I dutifully deposited my check at a Chase ATM a few days later, feeling underpaid but rightly compensated, and closed that short but dramatic chapter in my mind. Ah, but, my journey was just beginning.

A week passed, and an envelope arrived from the bank. Inside was a photocopy of the Cook County pay slip, but it was newly stamped with a cryptic bit of decoration: “RETURN REASON – S REFER TO MAKER.” The check had bounced, and the money bounded away from me with a punitive ten dollar charge attached.

I called Chase with a simple question, “How could a check written by the nation’s largest bureaucracy possibly bounce?” That provoked a 30-minute investigatory pattern in which the heavily accented, disembodied voice of the offshore customer service rep punctuated the piped in music every five minutes with requests to continue holding.
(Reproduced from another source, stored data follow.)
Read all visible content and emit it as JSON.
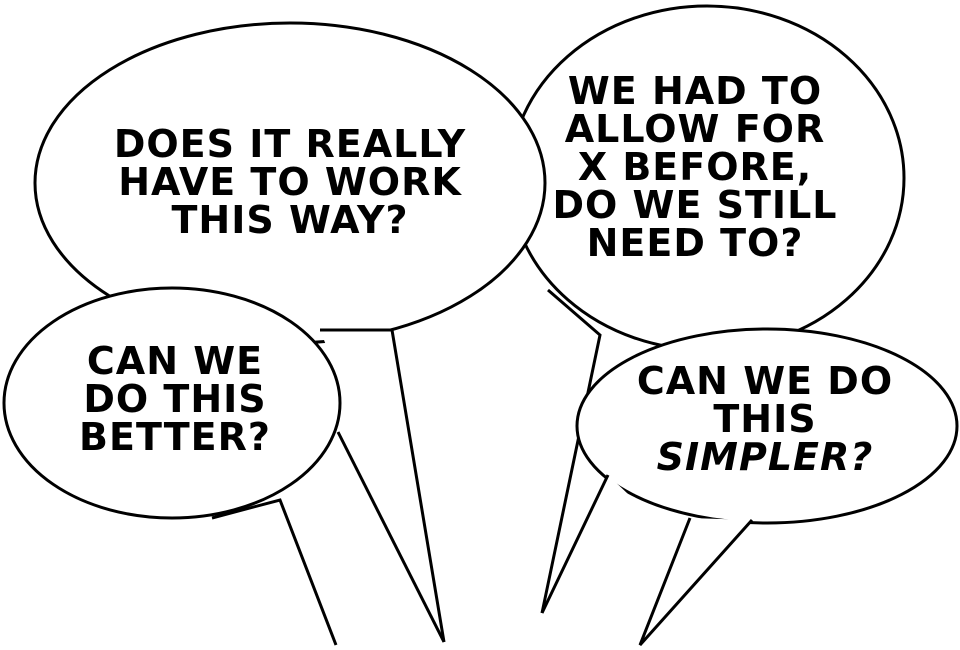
{
  "colors": {
    "stroke": "#000000",
    "fill": "#ffffff",
    "text": "#000000"
  },
  "bubbles": [
    {
      "id": "top-left",
      "lines": [
        "DOES IT REALLY",
        "HAVE TO WORK",
        "THIS WAY?"
      ]
    },
    {
      "id": "top-right",
      "lines": [
        "WE HAD TO",
        "ALLOW FOR",
        "X BEFORE,",
        "DO WE STILL",
        "NEED TO?"
      ]
    },
    {
      "id": "bottom-left",
      "lines": [
        "CAN WE",
        "DO THIS",
        "BETTER?"
      ]
    },
    {
      "id": "bottom-right",
      "lines": [
        "CAN WE DO",
        "THIS"
      ],
      "emphasis": "SIMPLER?"
    }
  ]
}
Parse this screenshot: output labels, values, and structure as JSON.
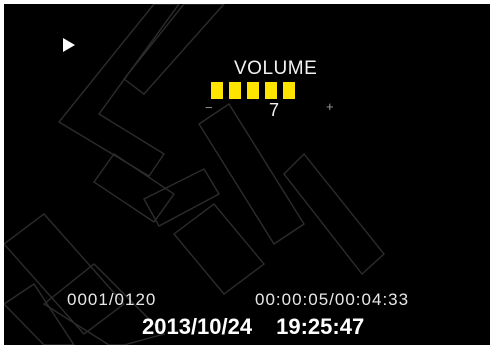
{
  "osd": {
    "volume": {
      "title": "VOLUME",
      "minus_label": "−",
      "plus_label": "+",
      "level_text": "7",
      "filled_bars": 5,
      "bar_color": "#ffe400"
    },
    "playback": {
      "state_icon": "play-icon",
      "file_counter": "0001/0120",
      "elapsed_total": "00:00:05/00:04:33",
      "date": "2013/10/24",
      "time": "19:25:47"
    },
    "colors": {
      "screen_background": "#000000",
      "frame_background": "#ffffff",
      "text": "#e8e8e8"
    }
  }
}
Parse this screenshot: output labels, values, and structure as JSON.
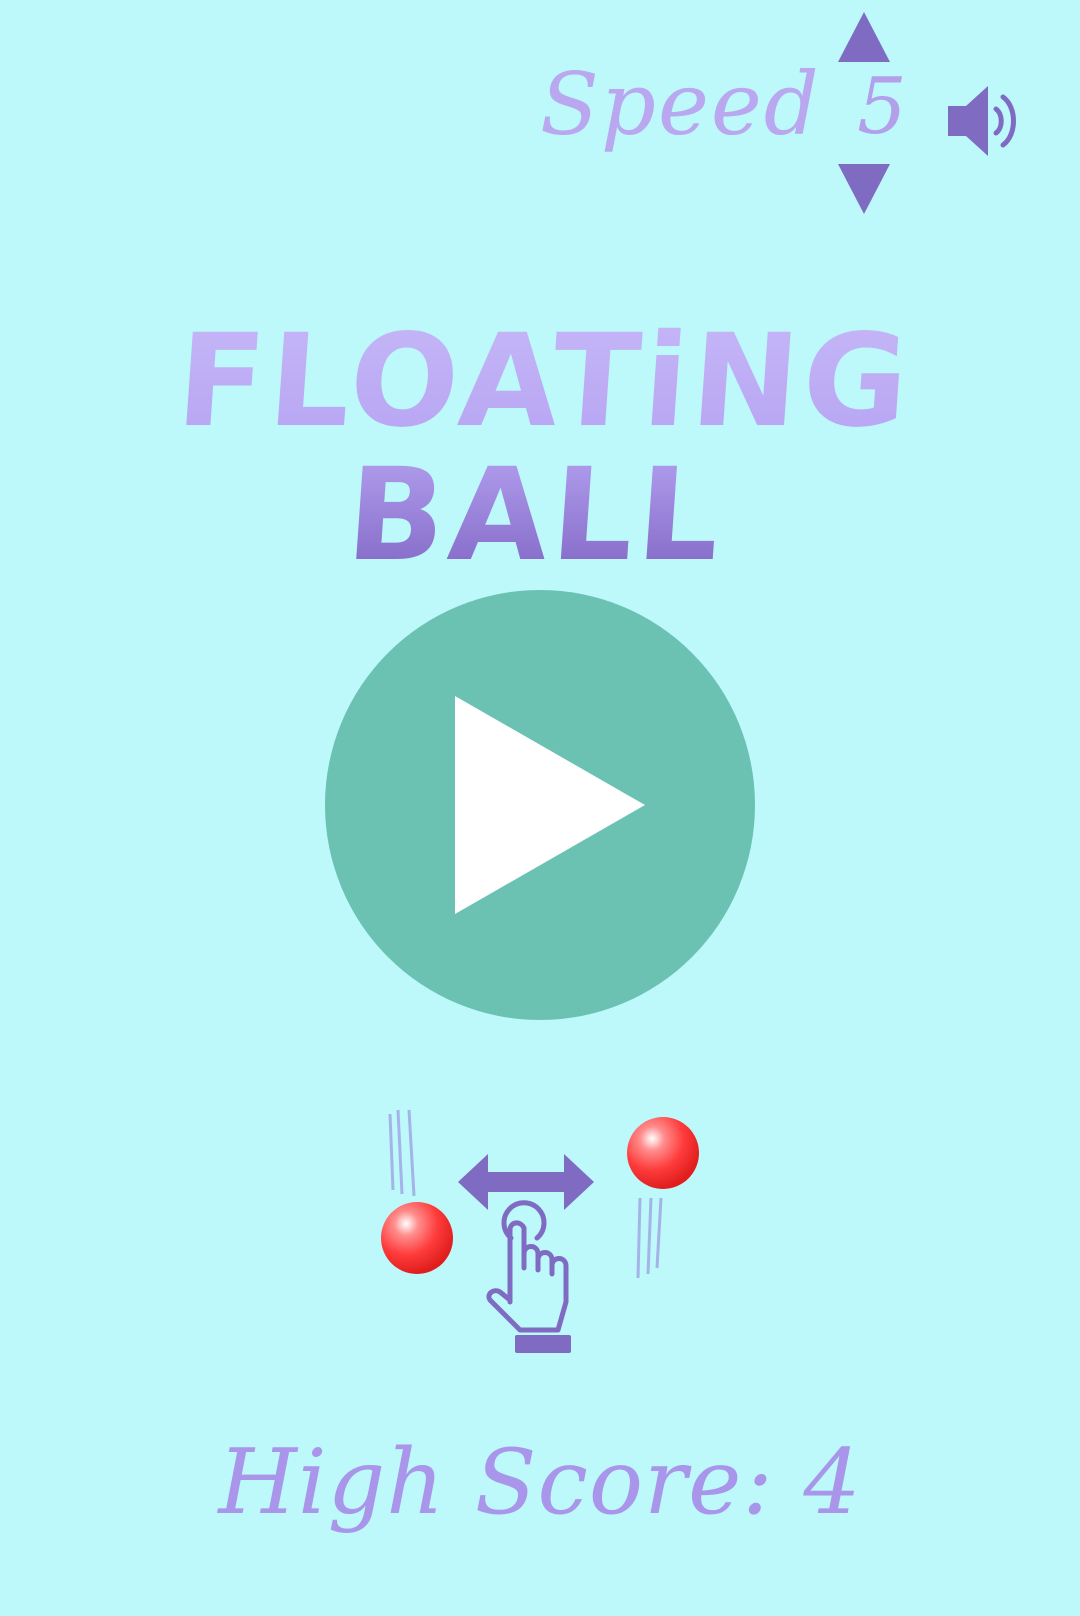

At the end of that half-hour, I still had no answer, although they did wave the returned check fee. To get to the bottom of it, my guide advised, I had to refer to the check’s maker, Bank of America (BOA). I may as well have referred to creation’s Maker for an explanation of the origin and meaning of existence.

The BOA telephone rep was courteous and patient. He keyed in the various combinations of possible account numbers printed on the check, trying to match something useful in their corporate database. He had no answers either. I could, he suggested, take it to a local BOA branch to see if they’d help me.

We have one of those on Clark Street near Howard, so it’s there I went to continue the quest. The branch proved neither courteous nor patient. Dismissing my query with waving hands, they told me to do what anyone does who gets a bounced check from a friend, call up the offender. Obviously they weren’t very familiar with the unfriendliness of the Cook County bureaucracy.

I may not have friends in high places, but I do have a useful contact in Commissioner Larry Suffredin’s office, so I called Karen Chavers (and I highly recommend you do the same if ever in need of help with County matters). She took down all the pertinent information, asked for a copy of the check, and promised that she’d look into it.

The very next day, Charlene called from the Office of Jury Administration. She was very apologetic. I just needed to fax her a copy of the document. Better yet, I could mail it to her. Everything would get sorted out once the Comptroller could determine why the check wasn’t paid. Having no other choice, I believed her.

Finding myself unexpectedly trapped in a Samuel Beckett play, for two weeks I visited my mailbox in the vain hope that a replacement would come. The waiting, Godot-like, continued until I got another call from Charlene just before we went to press.

The Comptroller had made a “technical error” and a new check, she assured me, was in the mail. When it arrives, I’ll ignore that previous glitch and press on to the bank once more, a bit like Sisyphus who with unbounded hope and determination pushes a stubborn rock up a steep hill, only to have it repeatedly roll back down on him.